L'Anglais le plus efficace du moment...


Certains y verront un truc un peu cheap. D'autres, une manière de retour aux fondamentaux pas si négligeable. Mais le fait est là, depuis quelques semaines, peut-être bien quelques mois, la nouvelle hype de Tottenham Hotspur s'appelle Harry Kane. Harry who ? Ouais, ouais, l'affaire peut sembler bizarre, surtout quand on parle d'un club qui, il y a deux saisons, pogotait à fond sur les mouvements d'un certain Gareth Bale. Soit un vrai crack, world class, et tout et tout. Alors que là, franchement, mis à part peut-être la coupe de cheveux vintage, on ne voit pas bien le trait d'union avec le dénommé Harry Kane, jeune attaquant propret de vingt et un balais, qui ne doit pas posséder plus du dixième du talent monumental de Bale, désormais en excellente compagnie au Real Madrid. Sans doute la raison pour laquelle quelques-uns peuvent tiquer sévère à l'idée que le jeune Kane puisse désormais ambiancer White Hart Lane alors que Tottenham ne s'est pas non plus transformé en club de district, entre Lamela, Eriksen, Adebayor, Lennon et Chadli, qui ne sont quand même pas des tocards.

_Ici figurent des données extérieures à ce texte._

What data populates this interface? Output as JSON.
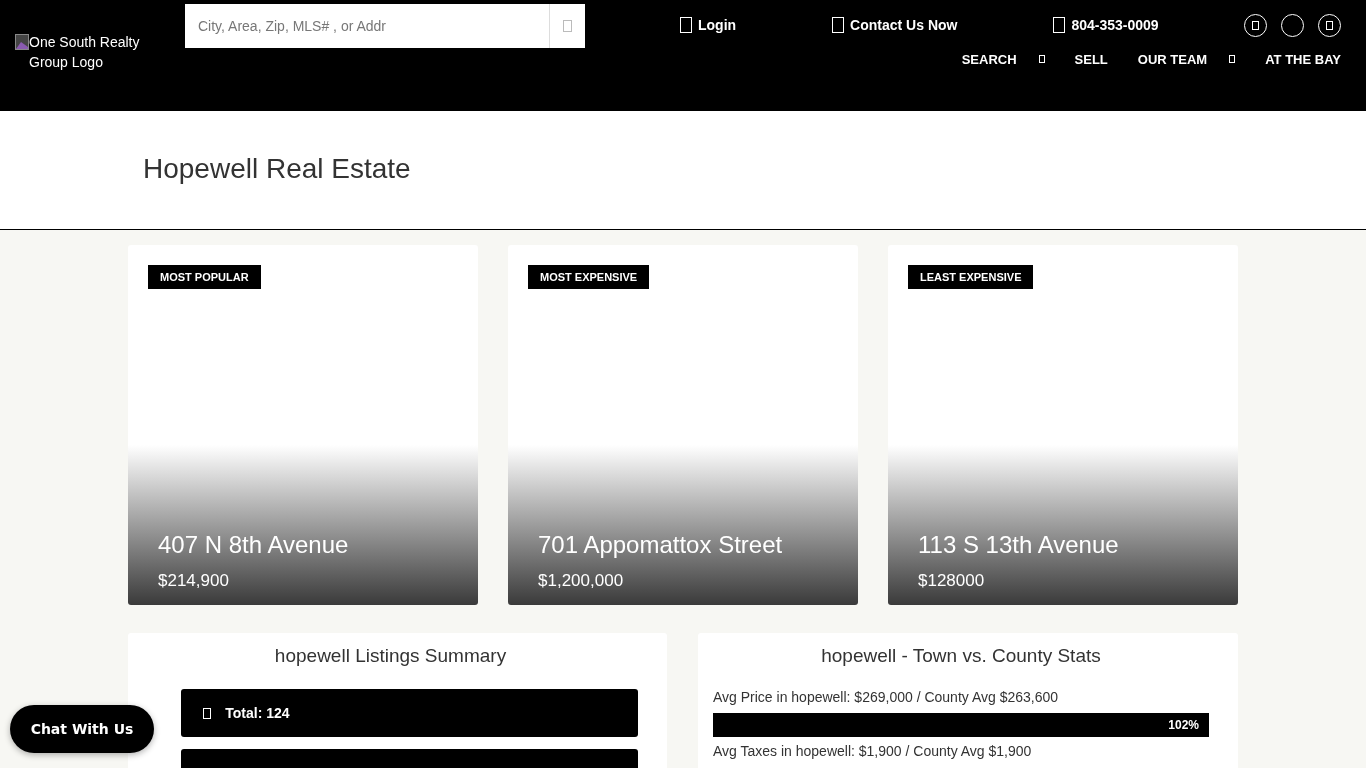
{
  "header": {
    "logo_alt": "One South Realty Group Logo",
    "search": {
      "placeholder": "City, Area, Zip, MLS# , or Addr"
    },
    "top_links": [
      {
        "label": "Login"
      },
      {
        "label": "Contact Us Now"
      },
      {
        "label": "804-353-0009"
      }
    ],
    "nav": [
      {
        "label": "SEARCH",
        "dropdown": true
      },
      {
        "label": "SELL",
        "dropdown": false
      },
      {
        "label": "OUR TEAM",
        "dropdown": true
      },
      {
        "label": "AT THE BAY",
        "dropdown": false
      }
    ]
  },
  "page_title": "Hopewell Real Estate",
  "featured": [
    {
      "badge": "MOST POPULAR",
      "address": "407 N 8th Avenue",
      "price": "$214,900"
    },
    {
      "badge": "MOST EXPENSIVE",
      "address": "701 Appomattox Street",
      "price": "$1,200,000"
    },
    {
      "badge": "LEAST EXPENSIVE",
      "address": "113 S 13th Avenue",
      "price": "$128000"
    }
  ],
  "summary": {
    "title": "hopewell Listings Summary",
    "items": [
      {
        "kind": "count",
        "label": "Total: 124"
      },
      {
        "kind": "blank"
      }
    ]
  },
  "stats": {
    "title": "hopewell - Town vs. County Stats",
    "rows": [
      {
        "label": "Avg Price in hopewell: $269,000 / County Avg $263,600",
        "level": 1,
        "reading": "102%"
      },
      {
        "label": "Avg Taxes in hopewell: $1,900 / County Avg $1,900"
      }
    ]
  },
  "chat_button": "Chat With Us"
}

Parfum de nostalgie et forces armées royales
Alors, quoi ? Alors le peuple londonien qui arpente Seven Sisters Road a peut-être l'impression que, depuis le départ de son magicien gallois, le club du Nord de la capitale est devenu une sorte d'auberge espagnole (et n'y voir aucune allusion au four représenté par l'arrivée calamiteuse du pauvre Soldado chez les Spurs quoique !). C'est-à-dire un conglomérat de joueurs venus d'un peu partout, sans réelle unité de pensée, sans réelle ligne directrice. Et dans un club qui s'est souvent appuyé sur une ossature très britannique, cette internationale d'un genre nouveau là-bas laisse perplexe. Dans ce contexte, l'émergence, pourtant à peine embryonnaire, d'Harry Kane figure comme un petit parfum de nostalgie pas désagréable du tout pour quelques grognards à l'accent cockney qui réclame désormais son entrée à chaque match sur l'air de Yellow Submarine, un nouveau clin d'œil à quelque chose de très national. Quoi de plus normal, en fait, pour un type qui pose en photo avec les forces armées royales revenues d'Afghanistan en visite à Enfield (le centre d'entraînement de Tottenham), et qui, par ailleurs, en pince à mort pour les New England Patriots, ça ne s'invente pas.